Belgians mark the 87th anniversary of the end of World War I Friday, with somber ceremonies planned at the nation's tomb of the unknown soldier and the playing of the Last Post at the famous Menen Gate in the town of Ieper, which saw some of the fiercest fighting of the "Great War."

King Albert II was to lead Armistice Day ceremonies in the capital, laying a wreath to commemorate victims of WWI after a two-minute silence planned for 11 a.m., which was when the Germans signed their capitulation Nov. 11, 1918, in France.

The war, which started in 1914, claimed the lives of more than 10 million soldiers, making it one of the bloodiest wars in history.
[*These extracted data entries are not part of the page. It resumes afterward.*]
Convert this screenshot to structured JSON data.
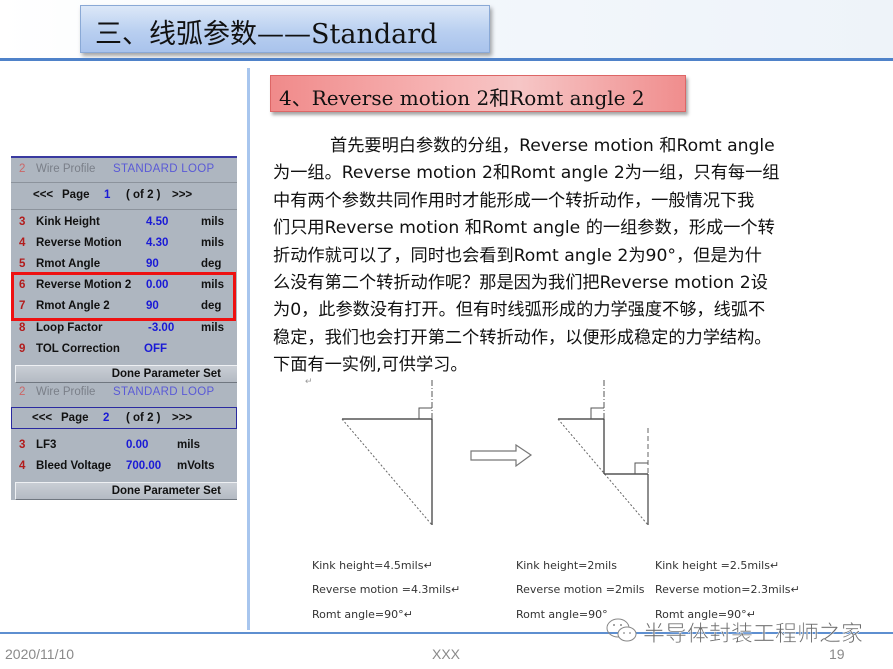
{
  "slide": {
    "title": "三、线弧参数——Standard",
    "section_header": "4、Reverse motion 2和Romt angle 2",
    "body_lines": [
      "首先要明白参数的分组，Reverse motion 和Romt angle",
      "为一组。Reverse motion 2和Romt angle 2为一组，只有每一组",
      "中有两个参数共同作用时才能形成一个转折动作，一般情况下我",
      "们只用Reverse motion 和Romt angle 的一组参数，形成一个转",
      "折动作就可以了，同时也会看到Romt angle 2为90°，但是为什",
      "么没有第二个转折动作呢？那是因为我们把Reverse motion 2设",
      "为0，此参数没有打开。但有时线弧形成的力学强度不够，线弧不",
      "稳定，我们也会打开第二个转折动作，以便形成稳定的力学结构。",
      "下面有一实例,可供学习。"
    ],
    "para_mark": "↵"
  },
  "panel": {
    "page1": {
      "wire_profile": {
        "num": "2",
        "label": "Wire Profile",
        "value": "STANDARD LOOP"
      },
      "pager": {
        "prev": "<<<",
        "label": "Page",
        "page": "1",
        "of": "( of 2 )",
        "next": ">>>"
      },
      "params": [
        {
          "num": "3",
          "label": "Kink Height",
          "value": "4.50",
          "unit": "mils"
        },
        {
          "num": "4",
          "label": "Reverse Motion",
          "value": "4.30",
          "unit": "mils"
        },
        {
          "num": "5",
          "label": "Rmot Angle",
          "value": "90",
          "unit": "deg"
        },
        {
          "num": "6",
          "label": "Reverse Motion 2",
          "value": "0.00",
          "unit": "mils"
        },
        {
          "num": "7",
          "label": "Rmot Angle 2",
          "value": "90",
          "unit": "deg"
        },
        {
          "num": "8",
          "label": "Loop Factor",
          "value": "-3.00",
          "unit": "mils"
        },
        {
          "num": "9",
          "label": "TOL Correction",
          "value": "OFF",
          "unit": ""
        }
      ],
      "done_button": "Done Parameter Set"
    },
    "page2": {
      "wire_profile": {
        "num": "2",
        "label": "Wire Profile",
        "value": "STANDARD LOOP"
      },
      "pager": {
        "prev": "<<<",
        "label": "Page",
        "page": "2",
        "of": "( of 2 )",
        "next": ">>>"
      },
      "params": [
        {
          "num": "3",
          "label": "LF3",
          "value": "0.00",
          "unit": "mils"
        },
        {
          "num": "4",
          "label": "Bleed Voltage",
          "value": "700.00",
          "unit": "mVolts"
        }
      ],
      "done_button": "Done Parameter Set"
    },
    "highlight_color": "#ee1111"
  },
  "captions": {
    "left": [
      "Kink height=4.5mils↵",
      "Reverse motion =4.3mils↵",
      "Romt angle=90°↵"
    ],
    "middle": [
      "Kink height=2mils",
      "Reverse motion =2mils",
      "Romt angle=90°"
    ],
    "right": [
      "Kink height  =2.5mils↵",
      "Reverse motion=2.3mils↵",
      "Romt angle=90°↵"
    ]
  },
  "footer": {
    "date": "2020/11/10",
    "center": "XXX",
    "page_number": "19",
    "watermark": "半导体封装工程师之家"
  },
  "colors": {
    "title_blue": "#b9cff0",
    "rule_blue": "#4f82c9",
    "section_red": "#f08a8a",
    "value_blue": "#1a1ad6",
    "param_num_red": "#b21b1b"
  }
}
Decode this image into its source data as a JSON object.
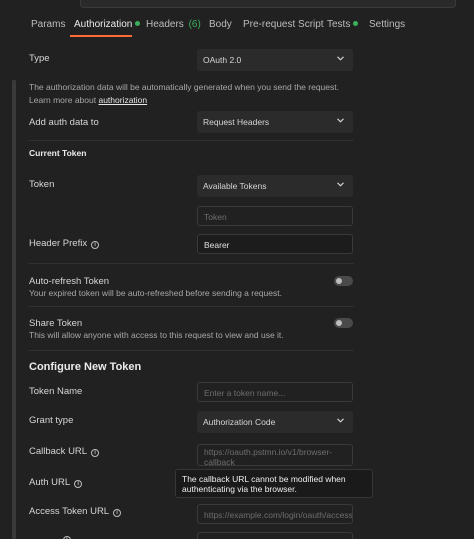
{
  "tabs": [
    {
      "label": "Params"
    },
    {
      "label": "Authorization",
      "has_dot": true,
      "active": true
    },
    {
      "label": "Headers",
      "count": "(6)"
    },
    {
      "label": "Body"
    },
    {
      "label": "Pre-request Script"
    },
    {
      "label": "Tests",
      "has_dot": true
    },
    {
      "label": "Settings"
    }
  ],
  "type": {
    "label": "Type",
    "value": "OAuth 2.0"
  },
  "auth_info": {
    "line1": "The authorization data will be automatically generated when you send the request.",
    "line2_prefix": "Learn more about ",
    "line2_link": "authorization"
  },
  "add_auth": {
    "label": "Add auth data to",
    "value": "Request Headers"
  },
  "current_token": {
    "heading": "Current Token",
    "token_label": "Token",
    "token_select": "Available Tokens",
    "token_placeholder": "Token",
    "header_prefix_label": "Header Prefix",
    "header_prefix_value": "Bearer"
  },
  "auto_refresh": {
    "label": "Auto-refresh Token",
    "desc": "Your expired token will be auto-refreshed before sending a request.",
    "enabled": false
  },
  "share_token": {
    "label": "Share Token",
    "desc": "This will allow anyone with access to this request to view and use it.",
    "enabled": false
  },
  "configure": {
    "heading": "Configure New Token",
    "token_name_label": "Token Name",
    "token_name_placeholder": "Enter a token name...",
    "grant_type_label": "Grant type",
    "grant_type_value": "Authorization Code",
    "callback_url_label": "Callback URL",
    "callback_url_value": "https://oauth.pstmn.io/v1/browser-callback",
    "auth_url_label": "Auth URL",
    "access_token_url_label": "Access Token URL",
    "access_token_url_placeholder": "https://example.com/login/oauth/access_token"
  },
  "tooltip": {
    "line1": "The callback URL cannot be modified when",
    "line2": "authenticating via the browser."
  },
  "colors": {
    "background": "#212121",
    "accent": "#ff6c37",
    "status_dot": "#3bb05a"
  }
}
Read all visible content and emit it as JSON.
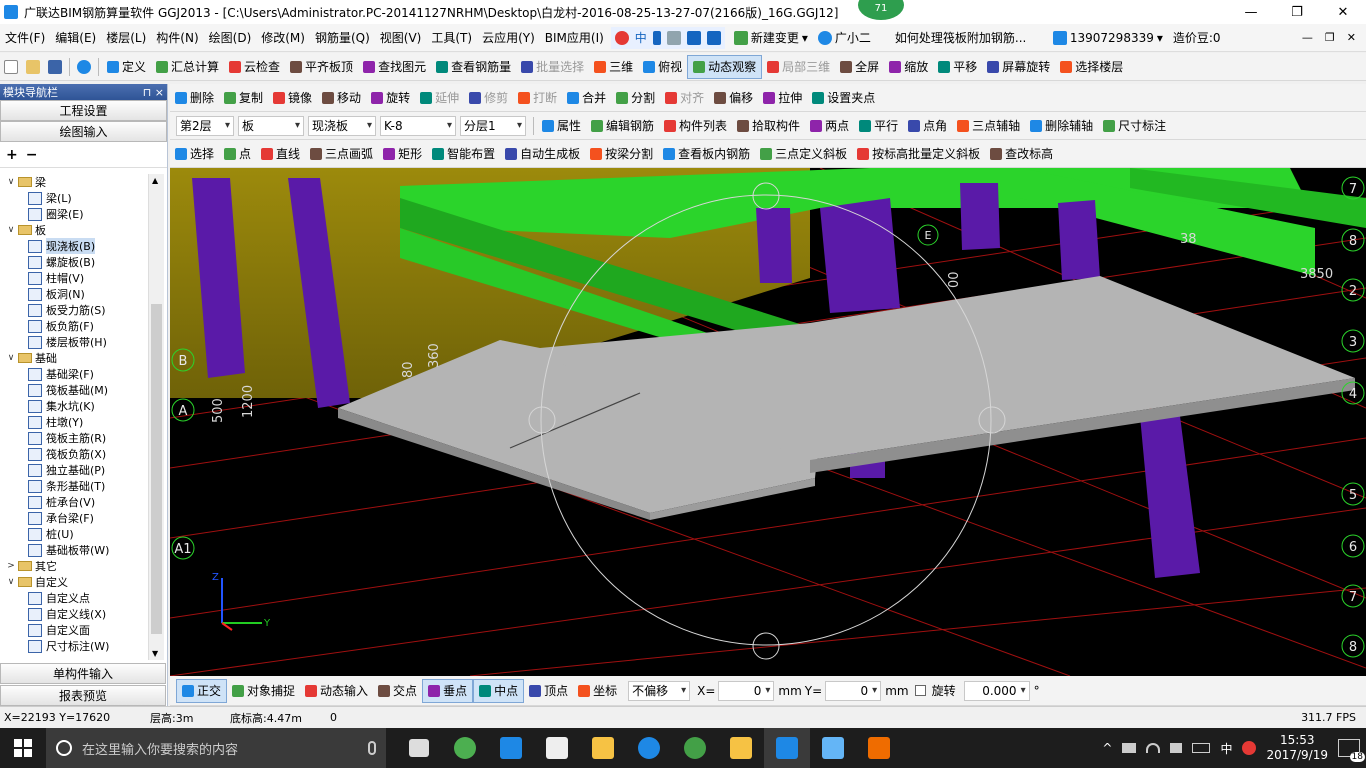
{
  "window": {
    "title": "广联达BIM钢筋算量软件 GGJ2013 - [C:\\Users\\Administrator.PC-20141127NRHM\\Desktop\\白龙村-2016-08-25-13-27-07(2166版)_16G.GGJ12]",
    "badge": "71"
  },
  "menu": {
    "items": [
      "文件(F)",
      "编辑(E)",
      "楼层(L)",
      "构件(N)",
      "绘图(D)",
      "修改(M)",
      "钢筋量(Q)",
      "视图(V)",
      "工具(T)",
      "云应用(Y)",
      "BIM应用(I)"
    ],
    "new_change": "新建变更",
    "assistant": "广小二",
    "question": "如何处理筏板附加钢筋...",
    "phone": "13907298339",
    "beans": "造价豆:0",
    "ime_label": "中"
  },
  "toolbar1": [
    "定义",
    "汇总计算",
    "云检查",
    "平齐板顶",
    "查找图元",
    "查看钢筋量",
    "批量选择",
    "三维",
    "俯视",
    "动态观察",
    "局部三维",
    "全屏",
    "缩放",
    "平移",
    "屏幕旋转",
    "选择楼层"
  ],
  "toolbar2": [
    "删除",
    "复制",
    "镜像",
    "移动",
    "旋转",
    "延伸",
    "修剪",
    "打断",
    "合并",
    "分割",
    "对齐",
    "偏移",
    "拉伸",
    "设置夹点"
  ],
  "toolbar3": {
    "floor": "第2层",
    "category": "板",
    "type": "现浇板",
    "name": "K-8",
    "layer": "分层1",
    "buttons": [
      "属性",
      "编辑钢筋",
      "构件列表",
      "拾取构件",
      "两点",
      "平行",
      "点角",
      "三点辅轴",
      "删除辅轴",
      "尺寸标注"
    ]
  },
  "toolbar4": [
    "选择",
    "点",
    "直线",
    "三点画弧",
    "矩形",
    "智能布置",
    "自动生成板",
    "按梁分割",
    "查看板内钢筋",
    "三点定义斜板",
    "按标高批量定义斜板",
    "查改标高"
  ],
  "nav": {
    "title": "模块导航栏",
    "pin": "⊓ ×",
    "project_settings": "工程设置",
    "drawing_input": "绘图输入",
    "single_input": "单构件输入",
    "report_preview": "报表预览",
    "tree": [
      {
        "level": 0,
        "label": "梁",
        "folder": true,
        "exp": "∨"
      },
      {
        "level": 1,
        "label": "梁(L)"
      },
      {
        "level": 1,
        "label": "圈梁(E)"
      },
      {
        "level": 0,
        "label": "板",
        "folder": true,
        "exp": "∨"
      },
      {
        "level": 1,
        "label": "现浇板(B)",
        "selected": true
      },
      {
        "level": 1,
        "label": "螺旋板(B)"
      },
      {
        "level": 1,
        "label": "柱帽(V)"
      },
      {
        "level": 1,
        "label": "板洞(N)"
      },
      {
        "level": 1,
        "label": "板受力筋(S)"
      },
      {
        "level": 1,
        "label": "板负筋(F)"
      },
      {
        "level": 1,
        "label": "楼层板带(H)"
      },
      {
        "level": 0,
        "label": "基础",
        "folder": true,
        "exp": "∨"
      },
      {
        "level": 1,
        "label": "基础梁(F)"
      },
      {
        "level": 1,
        "label": "筏板基础(M)"
      },
      {
        "level": 1,
        "label": "集水坑(K)"
      },
      {
        "level": 1,
        "label": "柱墩(Y)"
      },
      {
        "level": 1,
        "label": "筏板主筋(R)"
      },
      {
        "level": 1,
        "label": "筏板负筋(X)"
      },
      {
        "level": 1,
        "label": "独立基础(P)"
      },
      {
        "level": 1,
        "label": "条形基础(T)"
      },
      {
        "level": 1,
        "label": "桩承台(V)"
      },
      {
        "level": 1,
        "label": "承台梁(F)"
      },
      {
        "level": 1,
        "label": "桩(U)"
      },
      {
        "level": 1,
        "label": "基础板带(W)"
      },
      {
        "level": 0,
        "label": "其它",
        "folder": true,
        "exp": ">"
      },
      {
        "level": 0,
        "label": "自定义",
        "folder": true,
        "exp": "∨"
      },
      {
        "level": 1,
        "label": "自定义点"
      },
      {
        "level": 1,
        "label": "自定义线(X)"
      },
      {
        "level": 1,
        "label": "自定义面"
      },
      {
        "level": 1,
        "label": "尺寸标注(W)"
      }
    ]
  },
  "viewport": {
    "axis_left": [
      "B",
      "A",
      "A1"
    ],
    "axis_right": [
      "7",
      "8",
      "2",
      "3",
      "4",
      "5",
      "6",
      "7",
      "8"
    ],
    "axis_e": "E",
    "dims": [
      "500",
      "1200",
      "80",
      "360",
      "00",
      "3850",
      "38"
    ]
  },
  "snapbar": {
    "buttons": [
      "正交",
      "对象捕捉",
      "动态输入",
      "交点",
      "垂点",
      "中点",
      "顶点",
      "坐标"
    ],
    "offset": "不偏移",
    "x_label": "X=",
    "x_value": "0",
    "y_label": "Y=",
    "y_value": "0",
    "unit": "mm",
    "rotate_label": "旋转",
    "rotate_value": "0.000",
    "degree": "°"
  },
  "status": {
    "coords": "X=22193 Y=17620",
    "floor_height": "层高:3m",
    "bottom_elev": "底标高:4.47m",
    "zero": "0",
    "fps": "311.7 FPS"
  },
  "taskbar": {
    "search_placeholder": "在这里输入你要搜索的内容",
    "ime": "中",
    "time": "15:53",
    "date": "2017/9/19",
    "notif": "18"
  }
}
The west of Flanders in Belgium saw some of the bloodiest battles. Ieper, then known as Ypres and pronounced "Wipers" by British soldiers, was completely destroyed by the fighting.

Numerous military grave sites are dotted around Ieper, 122 kilometers (76 miles) west of Brussels, and the town is home to the Menen Gate, an arch which bears the names of some 55,000 British and Commonwealth soldiers who fell in the trenches of Flanders but whose remains have never been found.

The slaughter was memorialized in an anguished poem by Canadian army surgeon John McCrae: "In Flanders fields the poppies blow between the crosses, row on row ..."

The area around Ieper saw some of the fiercest fighting of the war, culminating in the battle of Passchendaele on a muddy ridge 12 kilometers (8 miles) away.

The legacy of that war is still felt, and numerous bodies and bombs left from the war, including unexploded canisters containing poison gas, are regularly found, reports the AP. I.L.